I can’t spend a day of UK Games Expo without heading to Playstest UK and trying out games that are still being developed and polished. This is a place where some true board game gems can be found, and I can’t recommend enough heading to Playtest UK section to see what they currently have on.

One of those gems in the making is Towers, a worker placement game about building – yes, you got it – towers! While this game has a lot of elements typical of the genre, there are also some interesting mechanics, that while not revolutionary, contribute well to the game. Resource management is a big part of it. I really like how resources are used overall, from how they are added to the playing table to how they are eventually used to build towers. The game has two major sets of rules: the blueprint rule and the permit rule which define how anything gets built. To build your tower, you have to follow the order outlined on the blueprint but only using materials specified on the permit. While these rules are rigid and restricting, there are plethora of cards that give a variety of actions that make the game more flexible and strategic.

Finally, I would like to add that the artwork above is still representative of the game in progress, and while there were a few minor things that needed tinkering, the game is already very good. I am really looking forward to a final look of Towers.

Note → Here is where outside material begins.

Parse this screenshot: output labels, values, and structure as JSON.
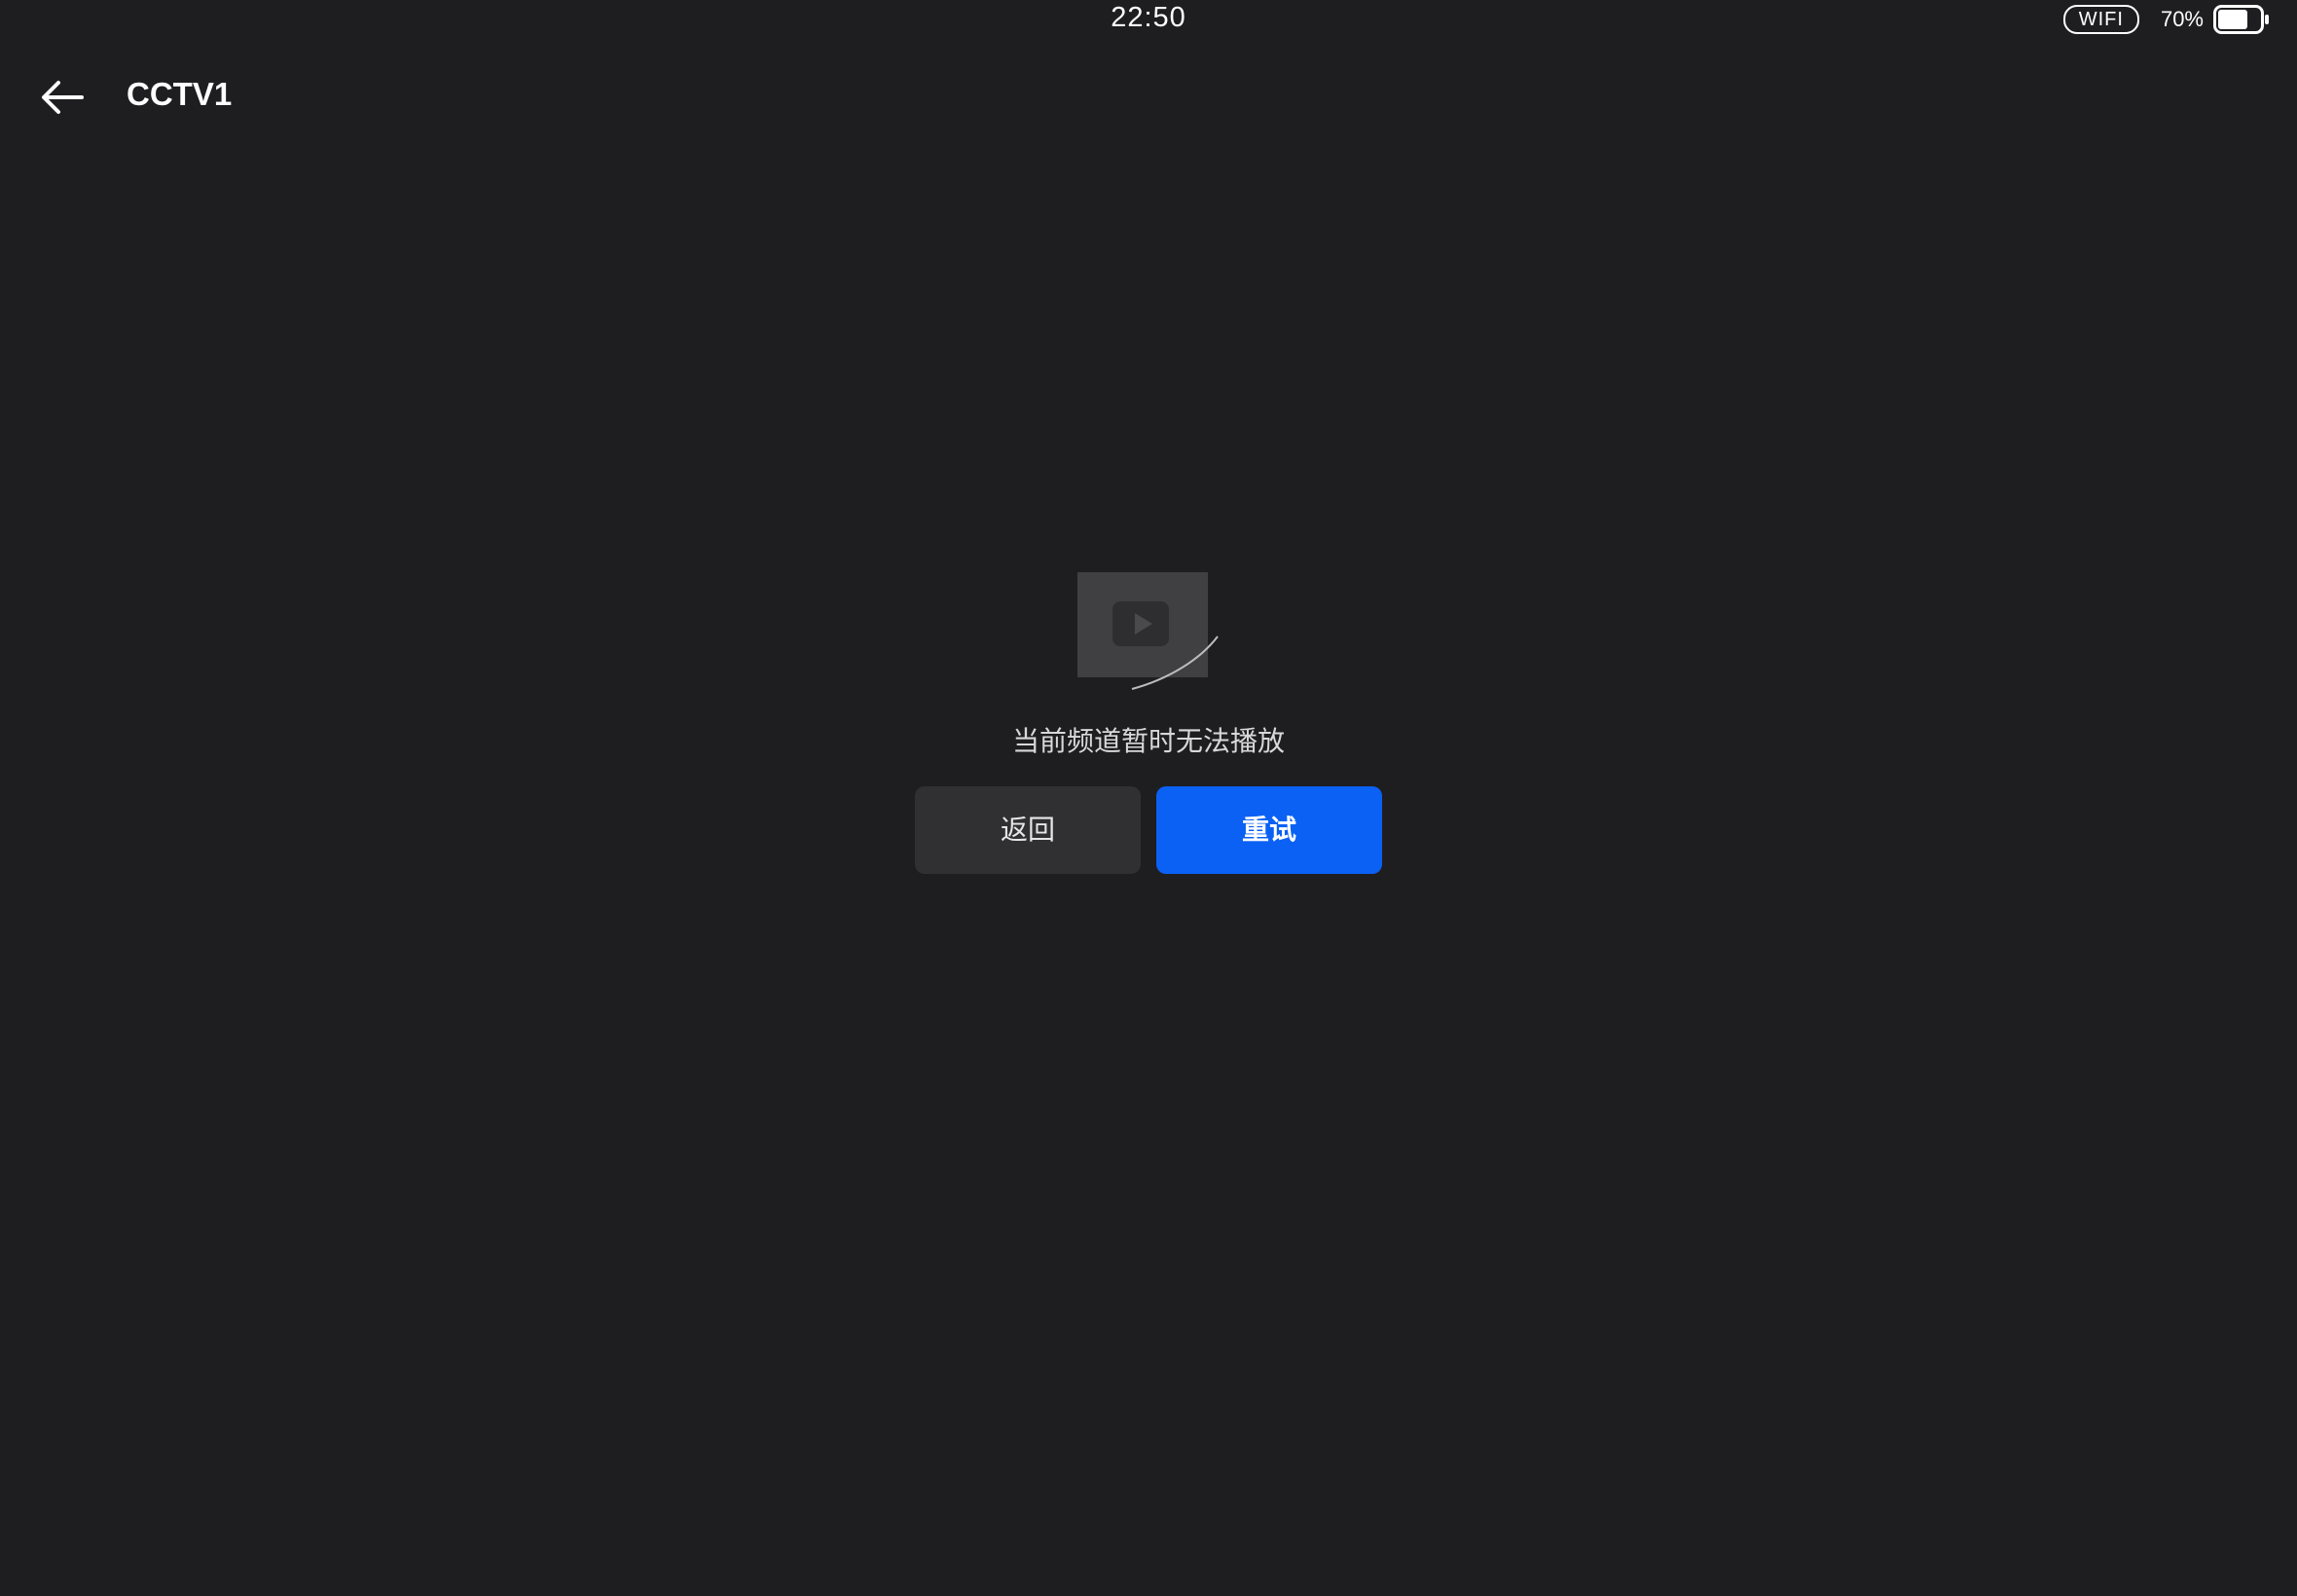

I confess, this is a cheat, because this isn’t a board game. However, Dized is a very interesting project in the making. It is an app that teaches board game rules to players. However, instead of tedious boring way of the board game rule books, Dized teaches board games through interactive tutorials, videos and voice overs. The idea of the app is that instead of spending half an hour studying the rule book when playing a new game, players can start playing straight away while the app explains the game as you go along. There is also a promise of easily searchable database for each title on the app with a comprehensive F.A.Q. section to which players can add new questions and answers.

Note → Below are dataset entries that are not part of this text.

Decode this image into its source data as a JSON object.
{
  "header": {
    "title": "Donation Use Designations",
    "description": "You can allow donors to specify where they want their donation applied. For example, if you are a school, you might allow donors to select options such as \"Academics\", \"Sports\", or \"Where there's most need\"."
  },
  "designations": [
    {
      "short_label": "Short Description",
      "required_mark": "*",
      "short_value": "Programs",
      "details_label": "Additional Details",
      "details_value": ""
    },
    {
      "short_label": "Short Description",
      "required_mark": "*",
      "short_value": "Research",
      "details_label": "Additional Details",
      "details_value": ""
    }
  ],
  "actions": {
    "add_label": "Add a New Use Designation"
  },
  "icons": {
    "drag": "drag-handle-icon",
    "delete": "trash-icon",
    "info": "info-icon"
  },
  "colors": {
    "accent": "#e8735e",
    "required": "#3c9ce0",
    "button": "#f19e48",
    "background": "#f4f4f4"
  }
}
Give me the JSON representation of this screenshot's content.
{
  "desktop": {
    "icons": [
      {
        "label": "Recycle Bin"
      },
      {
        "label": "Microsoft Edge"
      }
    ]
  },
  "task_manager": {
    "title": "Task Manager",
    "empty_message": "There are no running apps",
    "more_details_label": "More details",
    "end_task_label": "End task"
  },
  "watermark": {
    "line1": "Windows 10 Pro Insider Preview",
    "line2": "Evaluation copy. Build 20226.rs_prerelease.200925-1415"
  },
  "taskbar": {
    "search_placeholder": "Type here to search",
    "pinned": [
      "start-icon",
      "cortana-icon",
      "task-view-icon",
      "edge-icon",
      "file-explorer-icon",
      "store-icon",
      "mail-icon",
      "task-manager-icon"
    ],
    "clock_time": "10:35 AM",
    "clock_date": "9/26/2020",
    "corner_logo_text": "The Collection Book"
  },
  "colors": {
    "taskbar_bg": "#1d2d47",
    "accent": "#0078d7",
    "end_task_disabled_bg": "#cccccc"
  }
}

As an idea this is exciting, especially as someone who runs a regular board game night and has had to on many occasions explain rules to others to save them from the odious task of going through the rulebook. With Dized, they could just load the app and follow the instructions.

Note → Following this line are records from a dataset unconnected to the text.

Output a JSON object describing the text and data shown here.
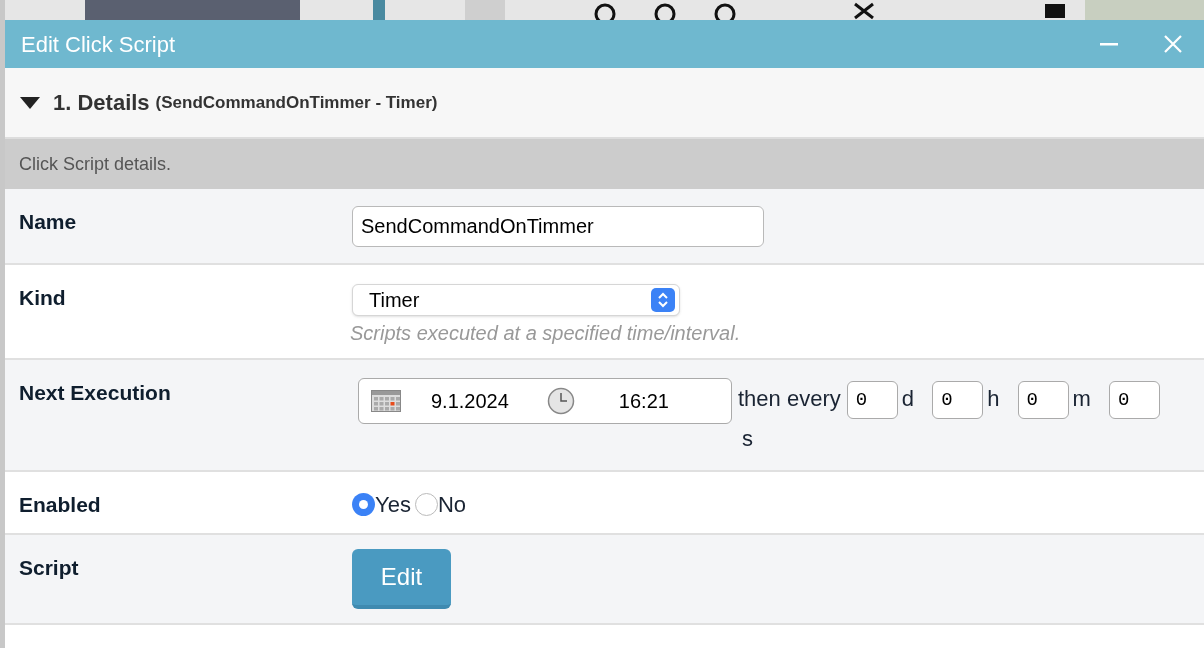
{
  "window": {
    "title": "Edit Click Script"
  },
  "section": {
    "expanded": true,
    "title": "1. Details",
    "subtitle": "(SendCommandOnTimmer - Timer)",
    "description": "Click Script details."
  },
  "fields": [
    {
      "kind": "text",
      "label": "Name",
      "value": "SendCommandOnTimmer"
    },
    {
      "kind": "select",
      "label": "Kind",
      "value": "Timer",
      "hint": "Scripts executed at a specified time/interval."
    },
    {
      "kind": "schedule",
      "label": "Next Execution",
      "date": "9.1.2024",
      "time": "16:21",
      "prefix": "then every",
      "intervals": [
        {
          "value": "0",
          "unit": "d"
        },
        {
          "value": "0",
          "unit": "h"
        },
        {
          "value": "0",
          "unit": "m"
        },
        {
          "value": "0",
          "unit": "s"
        }
      ]
    },
    {
      "kind": "radio",
      "label": "Enabled",
      "options": [
        {
          "label": "Yes",
          "selected": true
        },
        {
          "label": "No",
          "selected": false
        }
      ]
    },
    {
      "kind": "button",
      "label": "Script",
      "button": "Edit"
    }
  ]
}
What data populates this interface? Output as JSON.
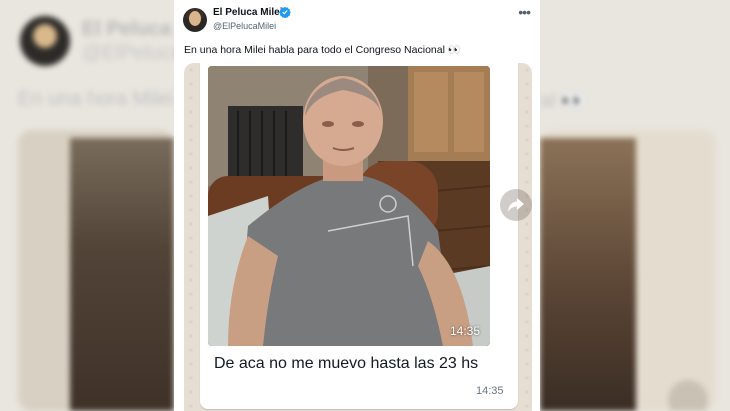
{
  "tweet": {
    "author_name": "El Peluca Milei",
    "author_handle": "@ElPelucaMilei",
    "text": "En una hora Milei habla para todo el Congreso Nacional 👀",
    "more_icon": "more-horizontal-icon",
    "verified_icon": "verified-badge-icon"
  },
  "media": {
    "photo_time": "14:35",
    "caption": "De aca no me muevo hasta las 23 hs",
    "caption_time": "14:35",
    "forward_icon": "forward-share-icon"
  },
  "background": {
    "name": "El Peluca M",
    "handle": "@ElPeluca",
    "text_left": "En una hora Milei",
    "text_right": "al 👀"
  },
  "colors": {
    "verified": "#1d9bf0",
    "text": "#0f1419",
    "secondary": "#536471",
    "chat_bg": "#e6ded2"
  }
}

However, the success of the project hinges on a few significant aspects. First of all, the app has to contain a comprehensive library of board games, including the classics, the new and the indies. The creators told me that this part is in hand and announcement of their library is incoming. Second of all, board games are learnt and explained in different ways. Some are better understood through doing a round or two to get a feel for the game play, while others need to tell gamers about some basic rules first, so the game can be played to its full potential with all its nuances. Therefore, the toolset for the designers on Dized has to be adaptable to many different playstyles and learning approaches. Again, I received the assurances from the Dized design team that they are very well aware of the challenges. Finally, we have the question of cost. While the app is promised to be free for users, with certain paywalls over specific functions, it will cost a pretty penny to create an interactive rule book with voiceover and music for any game. The more complicated the game is, the more coding, artwork and audio would have to be done. While, I am sure some of the bigger publishers would be more interested in this, I am not too sure that the indies will see enough of a payoff.

Having said that, the above is only my speculation and guesses. Dized is coming to Indiegogo in August and, I presume, the design team will be giving out more information closer to that time. Until then, I will be following this project with a great interest because it definitely has potential to be something really great.

This is it for the board gaming round up of day 1 of UK Games Expo. Let’s see what day 2 will have in store for us!